Electrolytes are the minerals in our bodily fluids that conduct electrical signals and assist in a lot of other important functions. As with fluid balance, you need to maintain a balance between electrolytes in and electrolytes out. When you sweat a lot, you lose water as well as electrolytes, so in any situation in which you are training, performing, or just working out, you need to include electrolytes in fluid intake.

A good sports drink likely provides what you need for electrolytes during training and events, but generally you should aim for six to eight percent electrolytes in a fluid for the best results.

Carbohydrates are important too. In your sports drink or homemade fluid mix, be sure to include 30 to 40 grams of carbs in 500 milliliters of water, a six to eight percent solution. Carbohydrates help with absorption of water and electrolytes, improve endurance during activities, decrease the body’s stress response, decrease inflammation after working out, and improve glycogen synthesis.

The Risks of Over-Hydration

Athletes are at risk of going overboard on hydration before and during events. Even the most experienced athletes are vulnerable. In a study from Europe, researchers found that ten percent of the over 1,000 competitors in the Ironman European Championships had hyponatremia.

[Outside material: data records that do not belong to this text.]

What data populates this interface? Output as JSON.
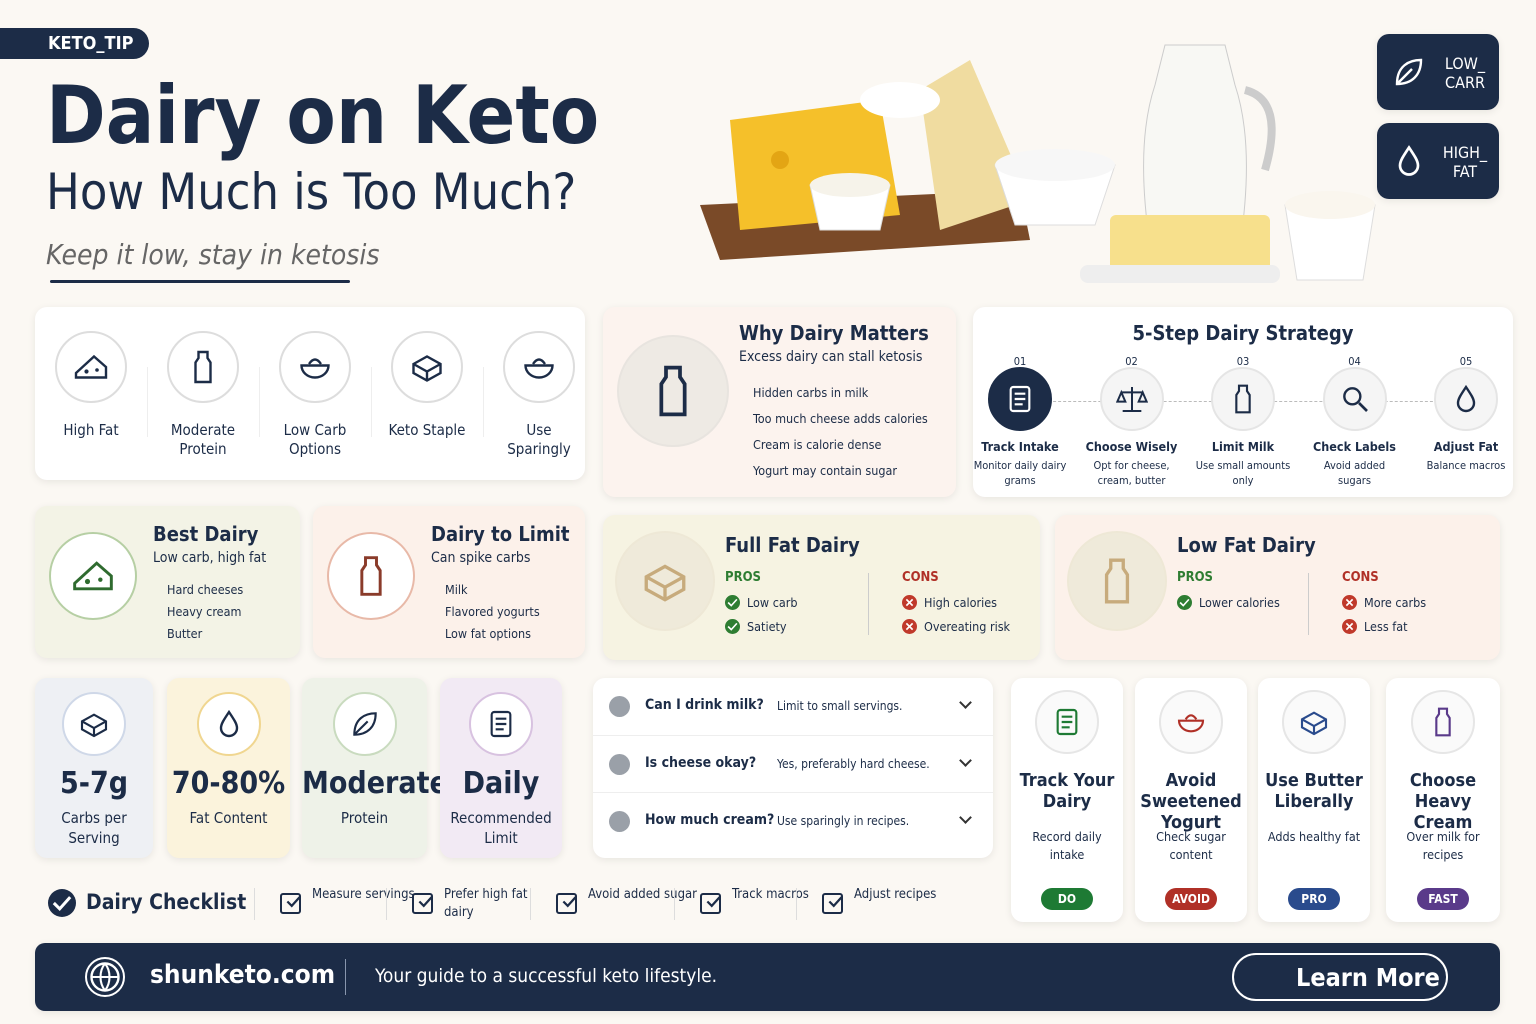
{
  "header": {
    "tag": "KETO_TIP",
    "title": "Dairy on Keto",
    "subtitle": "How Much is Too Much?",
    "tagline": "Keep it low, stay in ketosis"
  },
  "badges": [
    {
      "lines": [
        "LOW_",
        "CARR"
      ]
    },
    {
      "lines": [
        "HIGH_",
        "FAT"
      ]
    }
  ],
  "features": [
    "High Fat",
    "Moderate Protein",
    "Low Carb Options",
    "Keto Staple",
    "Use Sparingly"
  ],
  "why": {
    "title": "Why Dairy Matters",
    "subtitle": "Excess dairy can stall ketosis",
    "bullets": [
      "Hidden carbs in milk",
      "Too much cheese adds calories",
      "Cream is calorie dense",
      "Yogurt may contain sugar"
    ]
  },
  "strategy": {
    "title": "5-Step Dairy Strategy",
    "steps": [
      {
        "num": "01",
        "title": "Track Intake",
        "desc": "Monitor daily dairy grams"
      },
      {
        "num": "02",
        "title": "Choose Wisely",
        "desc": "Opt for cheese, cream, butter"
      },
      {
        "num": "03",
        "title": "Limit Milk",
        "desc": "Use small amounts only"
      },
      {
        "num": "04",
        "title": "Check Labels",
        "desc": "Avoid added sugars"
      },
      {
        "num": "05",
        "title": "Adjust Fat",
        "desc": "Balance macros"
      }
    ]
  },
  "best": {
    "title": "Best Dairy",
    "subtitle": "Low carb, high fat",
    "items": [
      "Hard cheeses",
      "Heavy cream",
      "Butter"
    ]
  },
  "limit": {
    "title": "Dairy to Limit",
    "subtitle": "Can spike carbs",
    "items": [
      "Milk",
      "Flavored yogurts",
      "Low fat options"
    ]
  },
  "full_fat": {
    "title": "Full Fat Dairy",
    "pros_label": "PROS",
    "pros": [
      "Low carb",
      "Satiety"
    ],
    "cons_label": "CONS",
    "cons": [
      "High calories",
      "Overeating risk"
    ]
  },
  "low_fat": {
    "title": "Low Fat Dairy",
    "pros_label": "PROS",
    "pros": [
      "Lower calories"
    ],
    "cons_label": "CONS",
    "cons": [
      "More carbs",
      "Less fat"
    ]
  },
  "stats": [
    {
      "value": "5-7g",
      "label": "Carbs per Serving"
    },
    {
      "value": "70-80%",
      "label": "Fat Content"
    },
    {
      "value": "Moderate",
      "label": "Protein"
    },
    {
      "value": "Daily",
      "label": "Recommended Limit"
    }
  ],
  "faq": [
    {
      "q": "Can I drink milk?",
      "a": "Limit to small servings."
    },
    {
      "q": "Is cheese okay?",
      "a": "Yes, preferably hard cheese."
    },
    {
      "q": "How much cream?",
      "a": "Use sparingly in recipes."
    }
  ],
  "tips": [
    {
      "title": "Track Your Dairy",
      "desc": "Record daily intake",
      "tag": "DO"
    },
    {
      "title": "Avoid Sweetened Yogurt",
      "desc": "Check sugar content",
      "tag": "AVOID"
    },
    {
      "title": "Use Butter Liberally",
      "desc": "Adds healthy fat",
      "tag": "PRO"
    },
    {
      "title": "Choose Heavy Cream",
      "desc": "Over milk for recipes",
      "tag": "FAST"
    }
  ],
  "checklist": {
    "title": "Dairy Checklist",
    "items": [
      "Measure servings",
      "Prefer high fat dairy",
      "Avoid added sugar",
      "Track macros",
      "Adjust recipes"
    ]
  },
  "footer": {
    "site": "shunketo.com",
    "tagline": "Your guide to a successful keto lifestyle.",
    "button": "Learn More"
  }
}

If you drink too much, especially plain water without electrolytes, before and even during or after a sporting event, you can end up with hyponatremia—low concentrations of sodium in body fluids. In other words you dilute blood and other fluids until the levels of electrolytes are dangerously low.

Just like dehydration, hyponatremia can become severe and even be fatal.

Early signs of the condition include:

Nausea and vomiting
Gastrointestinal distress
Swelling in the hands and feet
Confusion and restlessness

Ultimately, hyponatremia can cause brain cells to increase water content causing cerebral edema, excessive fluid and swelling in the brain. This condition is fatal if not addressed. It’s unlikely that in the normal course of trying to hydrate for physical activities that you will develop severe hyponatremia, but it is something to be aware of and to avoid.